Re: Getting rid of cheap-startup-cost paths earlier
| От | PostgreSQL - Hans-Jürgen Schönig |
|---|---|
| Тема | Re: Getting rid of cheap-startup-cost paths earlier |
| Дата | |
| Msg-id | 4FBF6D2E-A6EC-41AD-895A-E0ECE7FEEDC1@cybertec.at обсуждение исходный текст |
| Ответ на | Re: Getting rid of cheap-startup-cost paths earlier (Simon Riggs <simon@2ndQuadrant.com>) |
| Ответы |
Re: Getting rid of cheap-startup-cost paths earlier
|
| Список | pgsql-hackers |
On May 22, 2012, at 9:57 AM, Simon Riggs wrote:
> On 22 May 2012 06:50, Tom Lane <tgl@sss.pgh.pa.us> wrote:
>
>> Currently, the planner keeps paths that appear to win on the grounds of
>> either cheapest startup cost or cheapest total cost. It suddenly struck
>> me that in many simple cases (viz, those with no LIMIT, EXISTS, cursor
>> fast-start preference, etc) we could know a-priori that cheapest startup
>> cost is not going to be interesting, and hence immediately discard any
>> path that doesn't win on total cost.
>
> My experience is that most people don't provide a LIMIT explicitly
> even when they know that's the desired behaviour.
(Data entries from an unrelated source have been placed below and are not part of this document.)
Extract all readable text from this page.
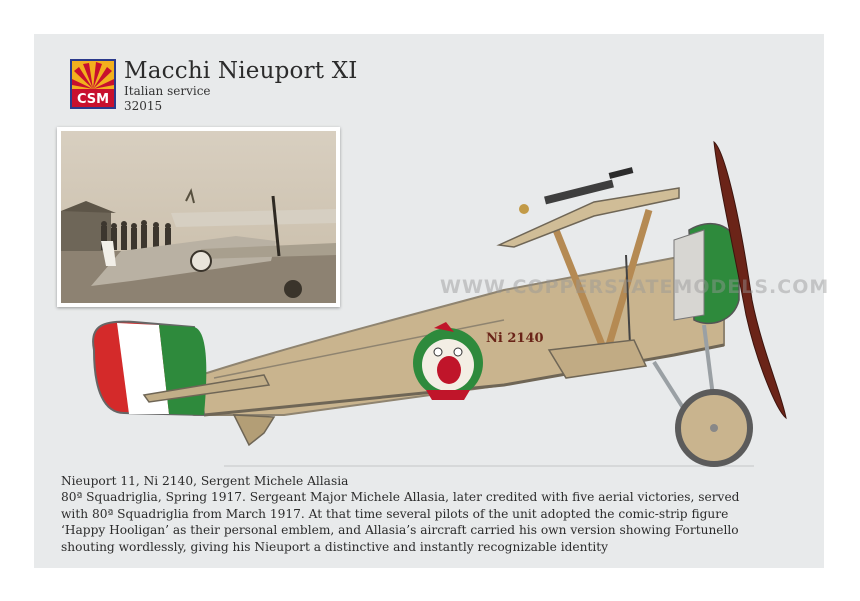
CSM
Macchi Nieuport XI
Italian service
32015
Ni 2140
WWW.COPPERSTATEMODELS.COM
Nieuport 11, Ni 2140, Sergent Michele Allasia
80ª Squadriglia, Spring 1917. Sergeant Major Michele Allasia, later credited with five aerial victories, served
with 80ª Squadriglia from March 1917. At that time several pilots of the unit adopted the comic-strip figure
‘Happy Hooligan’ as their personal emblem, and Allasia’s aircraft carried his own version showing Fortunello
shouting wordlessly, giving his Nieuport a distinctive and instantly recognizable identity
That's because
> either they simply don't understand that SQL can return lots of rows,
> or SQL knowledge isn't enough, or worse that people don't even know
> that specifying it would alter query plans.
>
> Regrettably the current planning of LIMIT clauses causes more problems
> so in many cases these have been explicitly removed from SQL by
> developers that know how many rows they wish to see.
>
> I would have proposed a default-LIMIT parameter before now, but for
> that last point.
this sounds like a total disaster to me ...
why in the world should we have a default LIMIT parameter?
i guess if somebody is not able to use LIMIT he should better not touch the DB.
we clearly cannot fix incompetence by adding parameters.